Levy define ciberespaço como o quarto espaço
antropológico, sobrepondo-se à Terra, ao Território e ao Mercado. Os
Territórios são virtualização da Terra; a Mercadoria é uma virtualização dos
Territórios; e o saber, uma virtualização das Mercadorias. Um exemplo dado por
Michel Serres: nosso nome e sobrenome são nossas identidades no espaço
antropológico da Terra; nosso endereço, nossa identidade no espaço territorial;
a profissão, a posição que ocupamos no mundo das mercadorias; e, atualmente,
estamos definindo uma quarta identidade para o espaço antropológico do saber: a
senha, a impressão digital do polegar, a íris do olho, o DNA.
Nesse modelo, mais do que explicar os conflitos
institucionais, o objetivo é imaginar como seria habitar em outros universos
simultaneamente.
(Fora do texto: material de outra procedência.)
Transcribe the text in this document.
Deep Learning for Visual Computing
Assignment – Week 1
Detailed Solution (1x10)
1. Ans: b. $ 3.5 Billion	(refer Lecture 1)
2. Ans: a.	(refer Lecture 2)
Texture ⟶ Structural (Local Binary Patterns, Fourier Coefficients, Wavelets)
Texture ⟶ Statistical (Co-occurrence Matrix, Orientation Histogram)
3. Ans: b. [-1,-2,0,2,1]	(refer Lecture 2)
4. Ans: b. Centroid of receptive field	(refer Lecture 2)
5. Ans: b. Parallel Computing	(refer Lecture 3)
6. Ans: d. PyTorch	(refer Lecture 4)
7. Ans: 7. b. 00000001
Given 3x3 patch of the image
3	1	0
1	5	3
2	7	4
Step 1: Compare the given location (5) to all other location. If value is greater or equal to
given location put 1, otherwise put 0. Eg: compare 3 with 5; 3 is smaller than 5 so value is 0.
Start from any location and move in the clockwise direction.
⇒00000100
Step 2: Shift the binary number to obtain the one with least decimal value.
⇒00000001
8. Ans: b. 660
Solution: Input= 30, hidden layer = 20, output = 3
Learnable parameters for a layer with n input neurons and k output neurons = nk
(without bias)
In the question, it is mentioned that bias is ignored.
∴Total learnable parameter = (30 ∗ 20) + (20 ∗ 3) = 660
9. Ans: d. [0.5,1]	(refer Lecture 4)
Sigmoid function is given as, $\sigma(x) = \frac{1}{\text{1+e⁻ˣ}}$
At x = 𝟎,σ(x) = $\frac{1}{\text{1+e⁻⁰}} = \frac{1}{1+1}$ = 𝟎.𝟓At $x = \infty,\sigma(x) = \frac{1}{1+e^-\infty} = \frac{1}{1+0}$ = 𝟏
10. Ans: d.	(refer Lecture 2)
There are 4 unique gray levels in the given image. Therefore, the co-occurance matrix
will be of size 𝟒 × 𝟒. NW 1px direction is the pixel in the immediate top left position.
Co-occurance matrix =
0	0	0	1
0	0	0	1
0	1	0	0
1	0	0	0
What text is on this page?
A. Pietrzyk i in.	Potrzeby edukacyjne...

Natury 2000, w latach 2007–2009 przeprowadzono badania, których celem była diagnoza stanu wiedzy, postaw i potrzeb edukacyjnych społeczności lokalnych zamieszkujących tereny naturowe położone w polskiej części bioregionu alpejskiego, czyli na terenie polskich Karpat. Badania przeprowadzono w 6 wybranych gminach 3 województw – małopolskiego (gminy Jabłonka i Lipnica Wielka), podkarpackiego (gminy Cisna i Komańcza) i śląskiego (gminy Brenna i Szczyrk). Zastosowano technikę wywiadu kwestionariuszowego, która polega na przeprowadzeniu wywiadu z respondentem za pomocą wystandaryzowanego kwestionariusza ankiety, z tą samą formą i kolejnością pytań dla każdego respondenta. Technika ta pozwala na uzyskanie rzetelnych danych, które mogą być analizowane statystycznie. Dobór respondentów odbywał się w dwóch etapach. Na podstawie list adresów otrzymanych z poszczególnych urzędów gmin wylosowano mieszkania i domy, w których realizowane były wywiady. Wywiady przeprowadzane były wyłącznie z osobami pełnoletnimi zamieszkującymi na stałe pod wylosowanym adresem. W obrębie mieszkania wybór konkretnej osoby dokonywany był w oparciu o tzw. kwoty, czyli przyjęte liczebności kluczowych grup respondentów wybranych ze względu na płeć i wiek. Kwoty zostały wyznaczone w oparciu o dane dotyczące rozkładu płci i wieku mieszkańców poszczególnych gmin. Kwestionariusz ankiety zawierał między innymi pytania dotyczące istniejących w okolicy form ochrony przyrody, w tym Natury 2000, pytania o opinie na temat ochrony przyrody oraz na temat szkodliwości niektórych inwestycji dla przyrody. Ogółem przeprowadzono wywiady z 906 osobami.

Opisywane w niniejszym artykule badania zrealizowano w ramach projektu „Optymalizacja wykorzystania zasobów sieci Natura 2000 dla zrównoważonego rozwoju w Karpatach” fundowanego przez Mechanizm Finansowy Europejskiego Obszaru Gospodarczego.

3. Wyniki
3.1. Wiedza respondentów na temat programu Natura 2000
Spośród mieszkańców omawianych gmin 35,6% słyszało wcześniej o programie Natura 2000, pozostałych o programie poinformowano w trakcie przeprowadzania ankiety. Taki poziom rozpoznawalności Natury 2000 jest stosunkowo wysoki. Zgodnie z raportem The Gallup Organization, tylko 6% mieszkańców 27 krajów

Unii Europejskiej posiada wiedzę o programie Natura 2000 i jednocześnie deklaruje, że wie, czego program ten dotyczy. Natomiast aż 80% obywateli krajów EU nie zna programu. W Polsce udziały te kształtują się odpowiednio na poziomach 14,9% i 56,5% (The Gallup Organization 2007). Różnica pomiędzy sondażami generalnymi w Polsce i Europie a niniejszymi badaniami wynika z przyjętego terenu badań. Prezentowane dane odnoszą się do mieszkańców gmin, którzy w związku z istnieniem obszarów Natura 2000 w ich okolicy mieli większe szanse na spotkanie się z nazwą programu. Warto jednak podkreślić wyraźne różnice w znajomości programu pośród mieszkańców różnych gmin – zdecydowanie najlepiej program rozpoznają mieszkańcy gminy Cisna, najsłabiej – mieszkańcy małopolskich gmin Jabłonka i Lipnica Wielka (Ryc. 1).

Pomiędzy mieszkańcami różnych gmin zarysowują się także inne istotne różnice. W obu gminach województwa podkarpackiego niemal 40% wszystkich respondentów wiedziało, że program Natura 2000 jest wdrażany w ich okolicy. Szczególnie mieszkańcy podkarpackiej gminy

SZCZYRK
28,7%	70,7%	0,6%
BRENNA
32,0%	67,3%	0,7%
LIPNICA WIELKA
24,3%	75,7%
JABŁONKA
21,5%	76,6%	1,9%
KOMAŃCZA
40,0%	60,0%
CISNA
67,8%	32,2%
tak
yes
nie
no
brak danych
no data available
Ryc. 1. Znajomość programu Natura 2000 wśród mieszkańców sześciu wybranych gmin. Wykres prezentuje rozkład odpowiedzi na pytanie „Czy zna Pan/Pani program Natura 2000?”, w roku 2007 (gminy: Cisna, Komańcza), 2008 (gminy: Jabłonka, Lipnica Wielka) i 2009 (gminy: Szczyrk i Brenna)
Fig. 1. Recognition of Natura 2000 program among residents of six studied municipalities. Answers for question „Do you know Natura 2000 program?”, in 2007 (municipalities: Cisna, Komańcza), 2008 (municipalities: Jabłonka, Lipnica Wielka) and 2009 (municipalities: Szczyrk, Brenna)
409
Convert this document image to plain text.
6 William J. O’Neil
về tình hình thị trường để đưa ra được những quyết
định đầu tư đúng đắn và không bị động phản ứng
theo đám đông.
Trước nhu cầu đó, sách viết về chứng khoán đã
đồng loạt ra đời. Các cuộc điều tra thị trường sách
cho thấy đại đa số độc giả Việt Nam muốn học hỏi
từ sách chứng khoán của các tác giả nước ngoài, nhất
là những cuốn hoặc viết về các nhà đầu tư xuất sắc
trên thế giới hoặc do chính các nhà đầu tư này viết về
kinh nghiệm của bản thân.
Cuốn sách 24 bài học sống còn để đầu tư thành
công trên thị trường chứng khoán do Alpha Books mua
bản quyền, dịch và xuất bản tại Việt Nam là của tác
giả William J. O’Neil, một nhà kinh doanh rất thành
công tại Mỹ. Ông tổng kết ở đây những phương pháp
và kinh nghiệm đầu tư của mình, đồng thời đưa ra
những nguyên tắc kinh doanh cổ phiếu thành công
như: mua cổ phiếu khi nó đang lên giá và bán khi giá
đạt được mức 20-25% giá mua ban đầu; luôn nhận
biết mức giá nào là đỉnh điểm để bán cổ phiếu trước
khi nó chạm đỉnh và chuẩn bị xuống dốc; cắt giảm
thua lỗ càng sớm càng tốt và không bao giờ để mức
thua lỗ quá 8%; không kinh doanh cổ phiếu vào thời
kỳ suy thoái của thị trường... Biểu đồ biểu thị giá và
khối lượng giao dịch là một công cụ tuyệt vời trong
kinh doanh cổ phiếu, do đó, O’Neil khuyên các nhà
Nosso corpo está no meio ambiente, mas também nas dimensões
política, econômica e cultural.
Vejamos agora como o Espaço do Saber se
relaciona com os espaços que o antecederam. Em relação ao Espaço da Mercadoria,
a informação está provocando várias mudanças, principalmente a passagem da
economia industrial (e da cultura de massas) para uma economia de consumo e
para segmentação interativa dos públicos.
5.
A desmaterialização da economia
O
final do século XX marca a passagem de um capitalismo industrial, baseado na
produção, para o capitalismo informacional orientado pelo consumo. Pode-se
dividir esse processo em duas etapas: o período dos meios de comunicação de
massa e a fase das redes sociais, cada uma com um conjunto de efeitos sobre a
economia. É bom lembrar: os meios de comunicação foram uma parte do mercado que
se tornou autônoma e passou a mediar as relações econômicas. As redes sociais
(na verdade, a internet e a telefonia móvel) segmentaram em públicos a cultura
de massas.
Castells
(2009) descreve essa transição do industrial para as redes em detalhes: os bens
simbólicos superam os físicos em valor e volume em âmbito global, o setor
terciário (comércio e serviços) passa a suplantar a indústria na maioria dos
países. Capital e trabalho tendem cada vez mais a
existir em diferentes espaços e tempos: o espaço de fluxos e o espaço dos
lugares, tempo instantâneo de redes computadorizadas versus tempo cronológico
da vida cotidiana. O capital é global; o trabalho, local.
Na passagem da produção industrial
para o consumo informacional, o marketing se tornou não apenas um modo de
adaptação das empresas ao mercado, mas sim uma forma de integração de todas as
instituições à sociedade. Daí a possibilidade de um marketing para partidos,
governos, ONGs e universidades e outras instituições sociais diferentes das empresas.
O marketing pode ser visto como uma ferramenta de reorganização institucional
para sociedade de consumo. Escolas, igrejas, associações, o setor público
passaram todos a repensar suas práticas sociais em função das necessidades de
consumo segmentado.
Além disso, na indústria de massa, o
marketing era indiferenciado: um único produto; uma única forma de
distribuição; uma única forma de comunicação; e uma única embalagem para todos
os segmentos. O mercado ignorava as diferenças existentes entre os consumidores,
direcionando a ação para o conceito de consumidor médio. As empresas ofereciam
o mesmo produto, ao mesmo preço, com a mesma promessa e nos mesmos locais a
todos os consumidores.
Com a segmentação interativa gestada
pelas redes sociais, o mercado foi subdividido em um número reduzido de
subconjuntos. O processo de segmentação comporta quatro parâmetros: os
critérios de segmentação em si (demográficos, geográficos, sociais e
econômicos); as clivagens de personalidade e de estilo de vida (mensuráveis
através da renda, da escolaridade e do nível de sofisticação cultural); e os
critérios de comportamento e de atitudes psicológicas relativamente ao produto
(aferidas através de pesquisas de opinião).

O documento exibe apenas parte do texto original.